Bir diğer orta vadeli yaklaşım gerektiren konu ise Covid-19’da iyileşen vakaların özellikle akciğerlerinde kalan hasar. Çin’de ilk iyileşmeler başladığından beri bu tür hasarlara ilişkin çalışmalar yapılsa da, son bir hafta içinde yayımlanan yeni bir çalışmayla bu daha ciddi şekilde görünür hale geldi. Maalesef bu hasarların önümüzdeki yıllarda kansere dönüşme ihtimallerini biliyoruz. Yani artık bulaşıcı hastalıkların da, bulaşıcı olmayan hastalıklar için bir risk faktörü olduğunu hatırlamamız lazım. BOH gündeminde sigara, alkol kullanımı gibi risk faktörlerini değerlendirerek oluşturduğumuz kronik hastalık yönetim mekanizmalarına mutlaka bulaşıcı hastalıklar sonrasındaki takibi de katmak gerekiyor. Yani bugünden çalışmaya başlamamız gereken bir konu da, iyileşen vakaların takip ve izleme mekanizmasını oluşturmak. Bunu yapmadığımız versiyon, hali hazırda ne ekonomik ne de halk sağlığı yüküyle baş edemediğimiz akciğer kanseri vakalarının önümüzdeki yıllarda sürdürülemez hale gelmesi demek.

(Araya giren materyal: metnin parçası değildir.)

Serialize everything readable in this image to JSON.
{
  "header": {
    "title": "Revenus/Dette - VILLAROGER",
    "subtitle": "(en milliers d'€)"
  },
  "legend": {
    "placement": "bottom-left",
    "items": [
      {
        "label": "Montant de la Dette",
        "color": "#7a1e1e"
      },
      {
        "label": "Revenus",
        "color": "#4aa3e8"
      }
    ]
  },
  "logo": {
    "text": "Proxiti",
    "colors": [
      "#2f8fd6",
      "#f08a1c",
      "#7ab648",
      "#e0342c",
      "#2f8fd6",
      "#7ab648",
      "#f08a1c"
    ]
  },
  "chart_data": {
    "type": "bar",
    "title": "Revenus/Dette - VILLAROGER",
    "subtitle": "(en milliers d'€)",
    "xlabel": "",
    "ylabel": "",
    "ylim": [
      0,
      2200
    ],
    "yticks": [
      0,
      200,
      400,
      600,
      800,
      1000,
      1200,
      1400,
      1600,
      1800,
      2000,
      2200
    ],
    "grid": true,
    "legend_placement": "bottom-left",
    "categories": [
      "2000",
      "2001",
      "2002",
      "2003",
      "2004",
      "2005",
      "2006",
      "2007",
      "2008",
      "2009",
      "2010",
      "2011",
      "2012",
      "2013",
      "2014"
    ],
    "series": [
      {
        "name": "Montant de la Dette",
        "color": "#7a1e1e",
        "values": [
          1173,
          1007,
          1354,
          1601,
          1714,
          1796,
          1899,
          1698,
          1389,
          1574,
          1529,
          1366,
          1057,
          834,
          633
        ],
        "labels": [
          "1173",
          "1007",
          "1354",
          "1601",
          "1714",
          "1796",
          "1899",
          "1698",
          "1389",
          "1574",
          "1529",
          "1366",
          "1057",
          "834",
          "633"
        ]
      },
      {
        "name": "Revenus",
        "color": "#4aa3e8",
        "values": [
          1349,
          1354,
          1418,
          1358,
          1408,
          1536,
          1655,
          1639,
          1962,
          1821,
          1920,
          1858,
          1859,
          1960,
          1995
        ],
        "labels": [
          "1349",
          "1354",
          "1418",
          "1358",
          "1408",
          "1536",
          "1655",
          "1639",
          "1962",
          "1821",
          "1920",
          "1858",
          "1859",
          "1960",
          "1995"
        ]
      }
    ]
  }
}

Covid-19’un kimsenin beklemediği kadar ağır ekonomik etkilere neden olduğunu izlediğimiz bugünlerde, günlük tedbirleri artırmanın yanında, yarın için hazırlık yapmayı ihmal edemeyeceğimizin farkındayız diye düşünüyorum. Bu dönem bittiğinde nasıl bir dünya düzenine uyanacağımız bile pek öngörülebilir değilken, bunun tekrarlanma ihtimalini azaltmak için bugünden yapılması gereken hazırlığı yapmak zorundayız. Gün boşlukları iyi analiz etme ve bugünden yarın için plan yapma günü. Bugünü göremezken ne yarını diyenleri, hatta Türkiye en rahat ortamda bile plan/strateji yapıp uygulayamazken bugün mü diyenleri duyar gibiyim. Türkiye’nin bugün güçlü yanlarına odaklanan ve yeni teknolojilerin imkanlarını gelecek bulaşıcı hastalık modellemeleri için kullanabilen bir ülke olmasının önünde hiçbir engel yok. Bugün hazırlık yaparsak dünyada 2021 teknoloji yatırımlarının önemli bir bölümü için dikkat çekebileceğimizden şüphem yok. Bilmediğimize hiç yapmadığımıza değil, yapabildiklerimize, elimizdeki bilgiteknoloji birikimine, mühendisler ve temel bilimcilerimizin işbirliğine odaklanıp Covid-19 gündemine orta vadeli de bakan bir grup oluşturalım. Cronathon Türkiye, Covid-19-TR Yetkinlik Haritası gibi çalışmalar şu aşamada çok değerli.